Germany’s constitutional court ruled last month that the ECB overstepped its mandate by buying up nearly €2 trillion ($2.2. trillion) of assets—mainly government bonds—over the previous five years, on the grounds that the bank’s interventions were not “proportional.”
The ruling poses a challenge not only to the ECB’s independence but to the supremacy of the European Court of Justice, which already ruled, in 2018, that the bank’s bond-buying was legal. This is the first occasion that a national court has declared an ECJ judgment invalid, and the ruling could therefore pose a threat to any uniform application of European Union law in future.
The German court’s authority cannot directly restrict the actions of ECB, which as an EU institution is answerable only to the ECJ. But its decision is legally binding on the Bundesbank and requires that after three months the German central bank cease participating in ECB bond purchases unless it can prove to the court that they are proportional. Observers see the ruling as the thin edge of the wedge, undermining both the ECB’s ability to mitigate the current economic crisis and, indeed, the legal basis of the entire EU. Others predict that by bringing the matter to a head, it will provide greater clarity on some key issues.
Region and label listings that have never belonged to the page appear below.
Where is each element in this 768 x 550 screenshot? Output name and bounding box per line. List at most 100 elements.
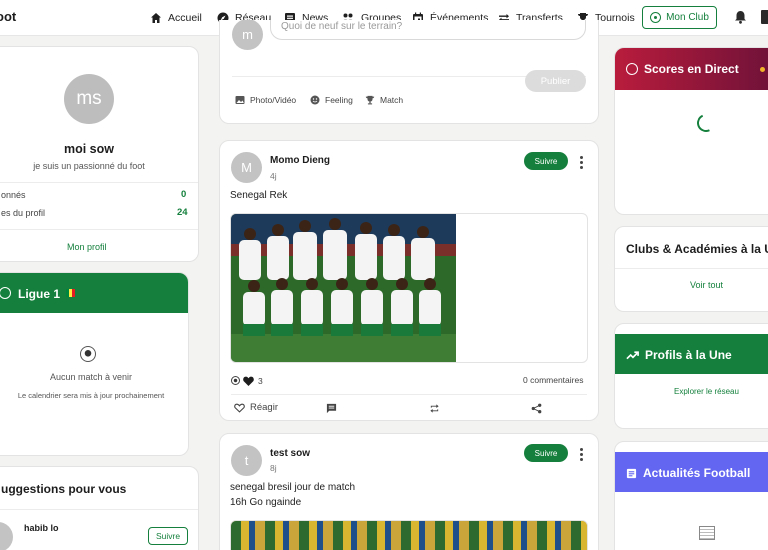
nav-item-label: Tournois — [595, 12, 635, 24]
more-options-icon[interactable] — [580, 156, 583, 171]
suggestions-title: uggestions pour vous — [1, 482, 127, 496]
post-image[interactable] — [230, 213, 588, 363]
avatar[interactable] — [0, 522, 13, 550]
nav-item-accueil[interactable]: Accueil — [150, 10, 202, 26]
composer-card: m Quoi de neuf sur le terrain? Photo/Vid… — [219, 20, 599, 124]
team-photo — [231, 214, 456, 362]
heart-icon — [243, 376, 254, 386]
featured-profiles-card: Profils à la Une Explorer le réseau — [614, 323, 768, 429]
football-news-title-row: Actualités Football — [626, 466, 750, 480]
clubs-title: Clubs & Académies à la U — [626, 242, 768, 256]
suggestion-user-name[interactable]: habib lo — [24, 523, 59, 533]
stat-label-abonnes: onnés — [1, 190, 26, 200]
my-profile-link[interactable]: Mon profil — [67, 242, 107, 252]
avatar[interactable]: M — [231, 152, 262, 183]
football-news-header: Actualités Football — [615, 452, 768, 492]
follow-suggestion-button[interactable]: Suivre — [148, 527, 188, 545]
react-button[interactable]: Réagir — [234, 402, 278, 413]
home-icon — [151, 13, 161, 23]
live-indicator-dot — [760, 67, 765, 72]
live-scores-title-row: Scores en Direct — [626, 62, 739, 76]
post-author[interactable]: test sow — [270, 448, 310, 459]
see-all-clubs-link[interactable]: Voir tout — [690, 280, 723, 290]
league-card: Ligue 1 Aucun match à venir Le calendrie… — [0, 272, 189, 456]
brand-logo[interactable]: oot — [0, 9, 16, 24]
feeling-label: Feeling — [325, 95, 353, 105]
notifications-bell-icon[interactable] — [734, 10, 747, 29]
post-image[interactable] — [230, 520, 588, 550]
divider — [231, 394, 587, 395]
more-options-icon[interactable] — [580, 448, 583, 463]
stat-value-abonnes: 0 — [181, 189, 187, 200]
repost-icon[interactable] — [429, 403, 440, 414]
publish-button[interactable]: Publier — [525, 70, 586, 92]
avatar[interactable]: ms — [64, 74, 114, 124]
avatar: m — [232, 20, 263, 50]
profile-card: ms moi sow je suis un passionné du foot … — [0, 46, 199, 262]
heart-outline-icon — [234, 403, 245, 413]
explore-network-link[interactable]: Explorer le réseau — [674, 387, 739, 396]
clubs-card: Clubs & Académies à la U Voir tout — [614, 226, 768, 312]
follow-button[interactable]: Suivre — [524, 152, 568, 170]
divider — [0, 509, 198, 510]
smiley-icon — [310, 95, 320, 105]
stat-label-vues: es du profil — [1, 208, 46, 218]
trending-up-icon — [626, 351, 639, 360]
nav-item-label: Accueil — [168, 12, 202, 24]
profile-bio: je suis un passionné du foot — [33, 161, 145, 171]
soccer-ball-icon — [80, 346, 96, 362]
featured-profiles-title: Profils à la Une — [645, 348, 732, 362]
newspaper-icon — [699, 526, 715, 540]
live-scores-card: Scores en Direct — [614, 47, 768, 215]
flag-icon[interactable] — [761, 10, 768, 24]
football-news-card: Actualités Football — [614, 441, 768, 550]
photo-icon — [235, 96, 245, 104]
football-icon — [650, 12, 662, 23]
football-icon — [626, 63, 638, 75]
post-timestamp: 4j — [270, 171, 277, 181]
match-button[interactable]: Match — [365, 95, 403, 105]
stadium-crowd-image — [231, 521, 587, 550]
mon-club-button[interactable]: Mon Club — [642, 6, 717, 29]
photo-video-button[interactable]: Photo/Vidéo — [235, 95, 296, 105]
divider — [0, 182, 198, 183]
profile-name[interactable]: moi sow — [1, 142, 177, 156]
featured-profiles-title-row: Profils à la Une — [626, 348, 732, 362]
soccer-reaction-icon — [231, 376, 240, 385]
trophy-icon — [365, 95, 375, 105]
post-card: t test sow 8j Suivre senegal bresil jour… — [219, 433, 599, 550]
match-label: Match — [380, 95, 404, 105]
live-scores-header: Scores en Direct — [615, 48, 768, 90]
live-scores-title: Scores en Direct — [644, 62, 739, 76]
news-icon — [626, 468, 637, 478]
post-text-line: senegal bresil jour de match — [230, 482, 356, 493]
post-text-line: 16h Go ngainde — [230, 497, 302, 508]
share-icon[interactable] — [531, 403, 542, 414]
featured-profiles-header: Profils à la Une — [615, 334, 768, 374]
mon-club-label: Mon Club — [666, 12, 709, 23]
post-card: M Momo Dieng 4j Suivre Senegal Rek 3 0 c… — [219, 140, 599, 421]
divider — [0, 229, 198, 230]
senegal-flag-icon — [66, 289, 75, 297]
stat-value-vues: 24 — [177, 207, 188, 218]
post-author[interactable]: Momo Dieng — [270, 155, 330, 166]
no-match-title: Aucun match à venir — [49, 372, 133, 382]
divider — [615, 268, 768, 269]
post-timestamp: 8j — [270, 463, 277, 473]
react-label: Réagir — [250, 402, 278, 413]
league-header: Ligue 1 — [0, 273, 188, 313]
football-icon — [0, 287, 11, 299]
loading-spinner — [694, 111, 718, 135]
suggestions-card: uggestions pour vous habib lo Suivre — [0, 466, 199, 550]
comment-icon[interactable] — [326, 403, 337, 414]
reaction-count[interactable]: 3 — [258, 376, 263, 386]
no-match-subtitle: Le calendrier sera mis à jour prochainem… — [17, 391, 165, 400]
avatar[interactable]: t — [231, 445, 262, 476]
feeling-button[interactable]: Feeling — [310, 95, 353, 105]
follow-button[interactable]: Suivre — [524, 444, 568, 462]
post-text-line: Senegal Rek — [230, 190, 288, 201]
comments-count[interactable]: 0 commentaires — [523, 375, 583, 385]
post-composer-input[interactable]: Quoi de neuf sur le terrain? — [270, 20, 586, 40]
football-news-title: Actualités Football — [643, 466, 751, 480]
photo-video-label: Photo/Vidéo — [250, 95, 297, 105]
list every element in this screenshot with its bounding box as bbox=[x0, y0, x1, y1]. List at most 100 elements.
Among these are whether to stop relying largely on quantitative easing by the ECB to solve Europe’s economic problems—or kick them further down the road. Lagarde has called for more fiscal stimulus, which may now be forthcoming with the joint Franco-German call for €500 billion in EU grants to countries and sectors worst hit by Covid-19.
Yannis Stournaras, governor of the Bank of Greece and a member of the ECB’s governing council, expresses confidence that Germany will satisfy the constitutional court. “I think this decision will lead to others,” he says, “which will ultimately help with closer European integration.”